Her words, so soft, so sure, pierced his soul like arrows. “Failed me?”

“I know I have not been the wife you wanted. I know that I did or didn’t do something that caused you to turn away from me even before—”

She swallowed the tremor in her voice. “I know you blame me for what happened to our babe. I know how important the child was to you. If I could have given my life for his, I would have.”

Though she whispered, her voice was like a shout in the still of the room. Her words resurrected the fear that even battle could not slay. He had been near to losing her. He had ridden away like a coward after her miscarriage so that he would not have to see her die.

“I would not ask that sacrifice of you,” he managed to say, struggling to keep the horror of such a thought out of his tone.

She did look at him then, her eyes dark and solemn. “You would not have to ask it. I would have done it most free, to give you that which you desire most.”

“No!”

His bellow, summoned by the fear her words wrought, tore from him, stunning them both. Fisting his hands to keep them from shaking, he said, “You have done enough.”

He had meant to reassure her, but his words had the opposite effect. She paled, as if about to faint. “It’s done then?”

“What’s done?”

Agitation marked her features as she quit the bed like an arrow loosed from a bow. “You’ve chosen her?”

He was becoming dizzy, trying to follow her path and understand her questions at the same time. “Chosen who? And for what?”

“Do not pretend to misunderstand me!” she demanded, pacing before him with wobbling, angry steps. “You know of whom I speak. Did you think I wouldn’t know, that I wouldn’t care?”


Tá tú ag glagaireacht!
You must have hit your head when you leapt into the lough yester eve.”

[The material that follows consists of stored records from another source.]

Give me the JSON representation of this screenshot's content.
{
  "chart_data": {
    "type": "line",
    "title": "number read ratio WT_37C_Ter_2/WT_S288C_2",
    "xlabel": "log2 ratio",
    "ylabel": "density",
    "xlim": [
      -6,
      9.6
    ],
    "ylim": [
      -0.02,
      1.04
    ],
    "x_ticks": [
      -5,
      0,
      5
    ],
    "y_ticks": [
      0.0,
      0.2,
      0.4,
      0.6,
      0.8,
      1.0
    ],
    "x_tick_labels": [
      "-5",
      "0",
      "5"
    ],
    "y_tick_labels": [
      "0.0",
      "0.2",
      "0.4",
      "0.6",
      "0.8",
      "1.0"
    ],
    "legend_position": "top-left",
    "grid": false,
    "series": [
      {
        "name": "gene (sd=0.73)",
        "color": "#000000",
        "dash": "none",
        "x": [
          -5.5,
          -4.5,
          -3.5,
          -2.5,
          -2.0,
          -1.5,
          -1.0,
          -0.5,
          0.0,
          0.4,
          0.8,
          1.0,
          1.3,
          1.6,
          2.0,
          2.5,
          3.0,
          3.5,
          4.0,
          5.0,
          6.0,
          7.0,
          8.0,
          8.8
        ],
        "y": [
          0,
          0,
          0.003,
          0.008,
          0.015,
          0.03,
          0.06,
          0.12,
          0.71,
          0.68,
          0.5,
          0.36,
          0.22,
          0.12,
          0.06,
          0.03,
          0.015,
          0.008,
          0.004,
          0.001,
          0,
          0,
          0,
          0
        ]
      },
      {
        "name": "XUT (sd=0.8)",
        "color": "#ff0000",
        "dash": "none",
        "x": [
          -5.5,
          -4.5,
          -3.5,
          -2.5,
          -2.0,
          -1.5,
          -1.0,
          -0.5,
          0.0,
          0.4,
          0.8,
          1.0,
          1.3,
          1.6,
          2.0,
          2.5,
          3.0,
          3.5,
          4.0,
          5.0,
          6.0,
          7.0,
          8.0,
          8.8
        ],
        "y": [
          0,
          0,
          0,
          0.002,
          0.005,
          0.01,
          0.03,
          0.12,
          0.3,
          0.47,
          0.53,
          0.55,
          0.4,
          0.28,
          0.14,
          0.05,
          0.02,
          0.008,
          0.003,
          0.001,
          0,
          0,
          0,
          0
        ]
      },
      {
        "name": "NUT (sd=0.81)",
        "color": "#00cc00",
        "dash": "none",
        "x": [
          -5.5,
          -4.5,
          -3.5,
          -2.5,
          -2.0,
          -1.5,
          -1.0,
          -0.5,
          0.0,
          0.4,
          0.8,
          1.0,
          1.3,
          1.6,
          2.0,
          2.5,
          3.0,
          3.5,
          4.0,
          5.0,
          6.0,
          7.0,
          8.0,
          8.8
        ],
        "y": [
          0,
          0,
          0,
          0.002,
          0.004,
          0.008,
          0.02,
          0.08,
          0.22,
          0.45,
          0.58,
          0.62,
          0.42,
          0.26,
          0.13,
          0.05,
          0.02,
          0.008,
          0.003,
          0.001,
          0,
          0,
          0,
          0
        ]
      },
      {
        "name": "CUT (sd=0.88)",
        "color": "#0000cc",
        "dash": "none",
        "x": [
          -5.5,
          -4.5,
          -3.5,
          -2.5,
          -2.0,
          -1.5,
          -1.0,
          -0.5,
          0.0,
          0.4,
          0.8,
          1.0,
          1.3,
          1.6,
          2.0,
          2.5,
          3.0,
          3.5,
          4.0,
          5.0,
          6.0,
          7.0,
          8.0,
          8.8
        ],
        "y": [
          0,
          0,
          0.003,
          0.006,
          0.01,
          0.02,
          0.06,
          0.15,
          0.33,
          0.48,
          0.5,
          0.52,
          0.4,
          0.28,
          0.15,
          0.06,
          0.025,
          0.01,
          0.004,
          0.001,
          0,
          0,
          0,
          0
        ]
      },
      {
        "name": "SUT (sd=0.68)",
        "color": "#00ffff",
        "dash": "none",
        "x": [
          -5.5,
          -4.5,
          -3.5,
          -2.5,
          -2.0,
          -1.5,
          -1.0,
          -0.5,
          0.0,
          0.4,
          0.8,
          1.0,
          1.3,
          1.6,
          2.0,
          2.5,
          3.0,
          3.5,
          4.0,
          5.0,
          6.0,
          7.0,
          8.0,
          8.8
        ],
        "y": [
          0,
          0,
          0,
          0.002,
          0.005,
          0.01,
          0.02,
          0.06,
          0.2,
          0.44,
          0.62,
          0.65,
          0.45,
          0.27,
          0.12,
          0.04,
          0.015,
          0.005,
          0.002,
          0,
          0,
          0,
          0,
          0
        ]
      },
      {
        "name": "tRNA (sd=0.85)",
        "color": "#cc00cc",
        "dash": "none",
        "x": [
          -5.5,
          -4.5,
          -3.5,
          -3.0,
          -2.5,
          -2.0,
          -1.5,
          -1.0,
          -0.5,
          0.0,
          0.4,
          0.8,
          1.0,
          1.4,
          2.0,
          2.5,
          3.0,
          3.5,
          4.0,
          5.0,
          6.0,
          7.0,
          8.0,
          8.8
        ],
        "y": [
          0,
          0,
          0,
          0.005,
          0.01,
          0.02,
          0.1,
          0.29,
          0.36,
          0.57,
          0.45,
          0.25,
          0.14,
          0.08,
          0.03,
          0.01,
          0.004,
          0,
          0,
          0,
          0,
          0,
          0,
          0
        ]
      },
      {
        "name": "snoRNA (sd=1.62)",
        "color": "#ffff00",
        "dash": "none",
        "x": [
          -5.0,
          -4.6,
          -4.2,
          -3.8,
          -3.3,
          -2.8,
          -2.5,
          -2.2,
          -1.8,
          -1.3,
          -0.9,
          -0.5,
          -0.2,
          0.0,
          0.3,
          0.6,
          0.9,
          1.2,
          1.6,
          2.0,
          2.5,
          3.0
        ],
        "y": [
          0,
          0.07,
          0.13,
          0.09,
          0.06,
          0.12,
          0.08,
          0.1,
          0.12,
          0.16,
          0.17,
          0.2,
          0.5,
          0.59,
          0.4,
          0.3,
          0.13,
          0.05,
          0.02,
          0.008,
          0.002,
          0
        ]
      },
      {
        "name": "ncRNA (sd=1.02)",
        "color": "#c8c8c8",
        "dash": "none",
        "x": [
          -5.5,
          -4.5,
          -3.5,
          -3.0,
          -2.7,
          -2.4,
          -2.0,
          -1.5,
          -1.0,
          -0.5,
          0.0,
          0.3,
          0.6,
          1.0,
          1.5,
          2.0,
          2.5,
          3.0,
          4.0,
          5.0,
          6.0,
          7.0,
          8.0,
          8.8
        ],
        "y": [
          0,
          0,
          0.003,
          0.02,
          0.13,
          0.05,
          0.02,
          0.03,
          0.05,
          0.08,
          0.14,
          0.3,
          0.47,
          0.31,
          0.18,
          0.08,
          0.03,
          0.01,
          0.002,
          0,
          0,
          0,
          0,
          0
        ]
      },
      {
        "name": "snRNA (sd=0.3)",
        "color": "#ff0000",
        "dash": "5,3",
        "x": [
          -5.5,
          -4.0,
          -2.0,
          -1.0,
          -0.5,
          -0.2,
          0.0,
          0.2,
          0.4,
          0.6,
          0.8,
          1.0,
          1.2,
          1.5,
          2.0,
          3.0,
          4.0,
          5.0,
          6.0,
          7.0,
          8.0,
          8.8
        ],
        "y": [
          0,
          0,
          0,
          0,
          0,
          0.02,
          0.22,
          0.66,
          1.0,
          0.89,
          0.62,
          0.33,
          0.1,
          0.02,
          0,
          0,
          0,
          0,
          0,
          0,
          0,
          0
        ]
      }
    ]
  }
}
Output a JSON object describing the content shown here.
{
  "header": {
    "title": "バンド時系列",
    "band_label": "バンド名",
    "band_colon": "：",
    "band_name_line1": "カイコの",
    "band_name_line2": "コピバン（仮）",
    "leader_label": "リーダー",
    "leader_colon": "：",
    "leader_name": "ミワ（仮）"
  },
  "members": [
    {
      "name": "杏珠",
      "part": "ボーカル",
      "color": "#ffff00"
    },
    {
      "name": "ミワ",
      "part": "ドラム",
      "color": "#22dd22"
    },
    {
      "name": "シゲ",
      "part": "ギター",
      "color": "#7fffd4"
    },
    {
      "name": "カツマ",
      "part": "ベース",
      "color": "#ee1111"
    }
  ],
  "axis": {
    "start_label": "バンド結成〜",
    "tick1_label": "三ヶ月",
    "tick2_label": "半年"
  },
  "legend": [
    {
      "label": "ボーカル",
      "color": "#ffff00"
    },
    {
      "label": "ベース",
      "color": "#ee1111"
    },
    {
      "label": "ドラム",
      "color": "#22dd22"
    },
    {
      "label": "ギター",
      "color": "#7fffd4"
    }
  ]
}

“I am not talking nonsense, you oaf of a man!” she exclaimed. Her frenetic pacing carried her to one of the chests on the far side of the room. “The whole dun knows you have not been to our bed since your return. And this—this treatment of me now is a mockery born of your guilt, nothing more.”

She flipped the chest open and rummaged in it, never once halting her tirade. “I have endured much, but this goes too far!”

Upon finding what she sought she straightened, then crossed to him. “If you believe I will be docile and idle while you take another woman to bed, you are mistaken.”

Of a sudden Conor found himself juggling a mass of metal rings as Erika thrust the shackles into his arms. “It is bad enough that she is mistress in all but name. If you give her that name, I become less than a servant. I’ll not be second to anyone! I would rather be put back in chains.”

Head buzzing as if he’d drank too much ale, Conor could do naught save stare at his wife as she retreated from him. “You think I have taken another because you miscarried our babe?”

“Did you not?” she asked, her voice cracking. “You made me a solemn promise, Conor mac Ferghal. You swore to me that when tragedy claimed the next soul of Dunlough, you would not leave me. On your honor and your life you swore that to me. I asked you not to leave, and when I awakened, Olan told me you were gone.”

Anguish coursed through him, bitter poison. His suffering was far from over. Her words flayed his soul as she continued, “When I awoke and found you gone, I thought—I knew—that I had failed you.”

Her violet eyes were stark as she beheld him. “I became angry with you, Conor. For a time, I was near to hating you for breaking the vow we’d made. Then the children of the village fell ill, and I had to go to them. Tending them, I understood why you had to go, but not why you had to stay away. Until yesterday.”